The effect on the world is that it puts unreasonable strain on the global trading system. In essence, this is because the rest of the world (and particularly the Eurozone) must adjust their own trading balances to accommodate the extra German production. Countries like Spain, Italy, and Greece have begun to experience such high capital inflows that, “to offset such surpluses and sustain enough aggregate demand to keep people in work,” they must run equally as disturbing account deficits. Or, as The Economist put it in their article: “the rest of the world must borrow and spend with equal abandon.” Such high absorbing from certain countries ultimately shifts former German unemployment elsewhere, and can result in a lot of misallocated investment.

Germany is a big creditor to the rest of the world who run consistent deficits. The thing about debt and borrowing at the national level is that it usually isn’t a bad thing. Because large countries are considered so credible, they can often borrow money really cheap, and this can spawn huge economic expansions. This point relates in two ways: 1) Part of Germany’s slow economic growth can be attributed to their refusal to run deficits in certain places.

But more importantly: 2) The above debt explanation only is valid when countries pay back their debts. When countries borrow money and then spend it beyond their means, it creates an inevitable downward economic spiral. Furthermore, persistent deficits, which can easily be caused by adapting to Germany’s unsustainable production, can lead to this type of economic spiral.

For example: Greece. This nation’s very poor economic situation is widely known and comes up very often in the mainstream media. Greece’s downward spiral can be attributed to many other things (the creation of the Euro didn’t help), but soaring booms in capital inflows definitely influenced Greece to spend beyond their means. Plus, Greece’s continued borrowing and spending to A) run a perpetual deficit, and B) sustain high enough aggregate demand to handle The German Problem were two major catalysts that eventually led to default and the following economic crises.

So what’s the solution? To deal with their strain on the Global trading system, maybe we should moderate exports? By ending wage restraint agreements, we can drive up German wages and raise the price of exports to correct the oversized surplus. But, as economist Gustav Horn writes in Social Europe, the inelastic export demand for German exports would only increase yields in the short run anyways, and what would really solve this detrimental problem is to raise demands for imports.

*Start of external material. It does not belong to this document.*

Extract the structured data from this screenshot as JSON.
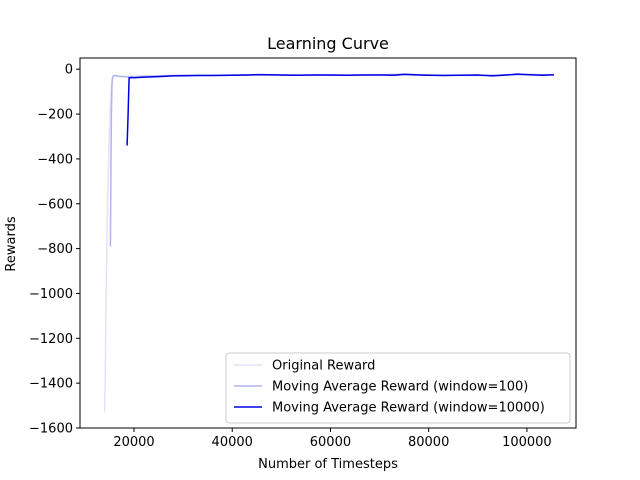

I think it’s clear to conclude that the heart of The German Problem is the inability to break Germany’s strict mindset on debt. Free the nation from their inability to consume at a high enough level, and implore the Government to end their apparent need to be a net creditor, and you will see productive investment increase in both the public and private sectors. This change in monetary ideology can have far reaching effects in the global macroeconomic sectors.